Monday, August 4, 2014

The End...But Really, Just the Beginning


ICAD is finished and I feel exhilirated! I did ICAD last year but I only did 29 cards...just June really. I know I was in a very bad place emotionally last year and I was trying to use ICAD to pull me out of it. The details are sketchy (the psyche is good at blocking out the unpleasant) but I think I started to pull out of my funk and start looking for jobs about that time.I didn't actually find a job until  October, but I think I turned the corner on some serious depression and was finally joining life again. So ICAD last year was very important and even though I didn't finish I was on the road to better things.

So, this year, finishing ICAD was a triumph of spirit. Of preservering.

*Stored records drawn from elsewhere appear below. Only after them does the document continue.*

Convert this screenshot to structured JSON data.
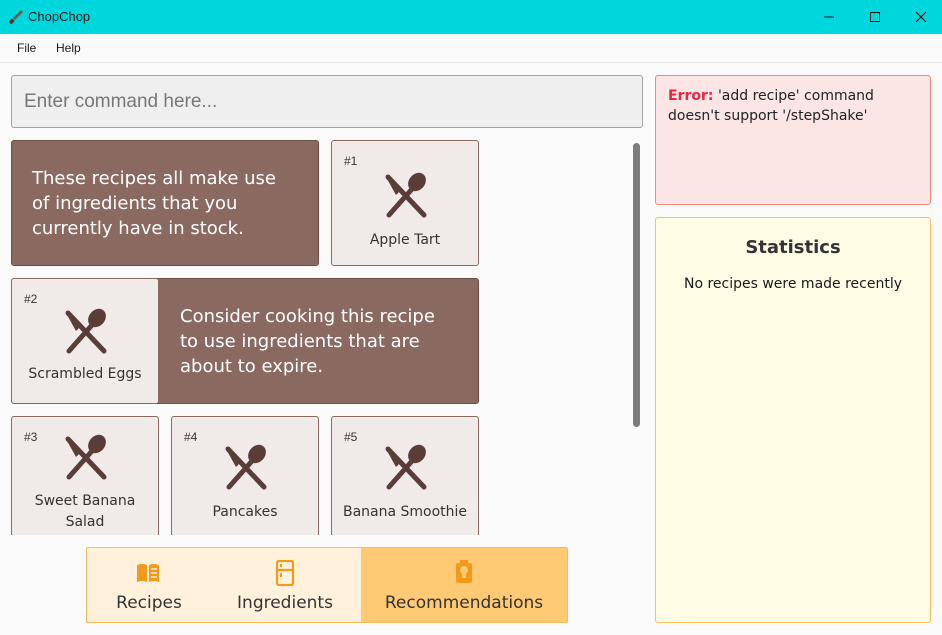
{
  "window": {
    "title": "ChopChop"
  },
  "menu": [
    {
      "label": "File"
    },
    {
      "label": "Help"
    }
  ],
  "command": {
    "placeholder": "Enter command here...",
    "value": ""
  },
  "recipe_list": {
    "in_stock_message": "These recipes all make use of ingredients that you currently have in stock.",
    "expiring_message": "Consider cooking this recipe to use ingredients that are about to expire.",
    "cards": [
      {
        "index": "#1",
        "name": "Apple Tart"
      },
      {
        "index": "#2",
        "name": "Scrambled Eggs"
      },
      {
        "index": "#3",
        "name": "Sweet Banana Salad"
      },
      {
        "index": "#4",
        "name": "Pancakes"
      },
      {
        "index": "#5",
        "name": "Banana Smoothie"
      }
    ]
  },
  "tabs": [
    {
      "label": "Recipes",
      "icon": "book-icon",
      "active": false
    },
    {
      "label": "Ingredients",
      "icon": "fridge-icon",
      "active": false
    },
    {
      "label": "Recommendations",
      "icon": "lightbulb-icon",
      "active": true
    }
  ],
  "error": {
    "label": "Error:",
    "message": "'add recipe' command doesn't support '/stepShake'"
  },
  "statistics": {
    "title": "Statistics",
    "empty_text": "No recipes were made recently"
  },
  "colors": {
    "titlebar": "#00d7dc",
    "message_bg": "#8a6a60",
    "card_bg": "#f0ebe8",
    "utensil": "#5a3d38",
    "tab_bg": "#fff1db",
    "tab_active": "#ffca73",
    "tab_icon": "#f39a1c",
    "error_bg": "#fbe5e5",
    "error_label": "#e8243e",
    "stats_bg": "#fffce6"
  }
}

Of conquering demons when they start to gather. I claim that this is a process of developing skills, but I know that deeper within me it is a process of giving myself a place to go where I can lose myself.  There is something meditative about creating. Sometimes creating can be frustrating and not soothing...but mostly it is tranquil. For sure it lets you express and feel emotion. I don't think I put emotion in the index cards but I am feeling emotion when I create them. 

So I am exhilarated! For one, I finished something! And I am very satisfied when I look at the body of work I created. Next, I found an amazing place to share and be inspired (ICAD Flickr group). What a great group of people! And finally, I found myself well on the road to self discovery, both emotionally and creatively.  I'm not liking some of the emotional discoveries but I am at least being honest with myself about my motivations in life. But I LOVE my creative discoveries!  So much so that I am going to continue to create daily by participating in the Daisy Yellow Daily Paper Prompts.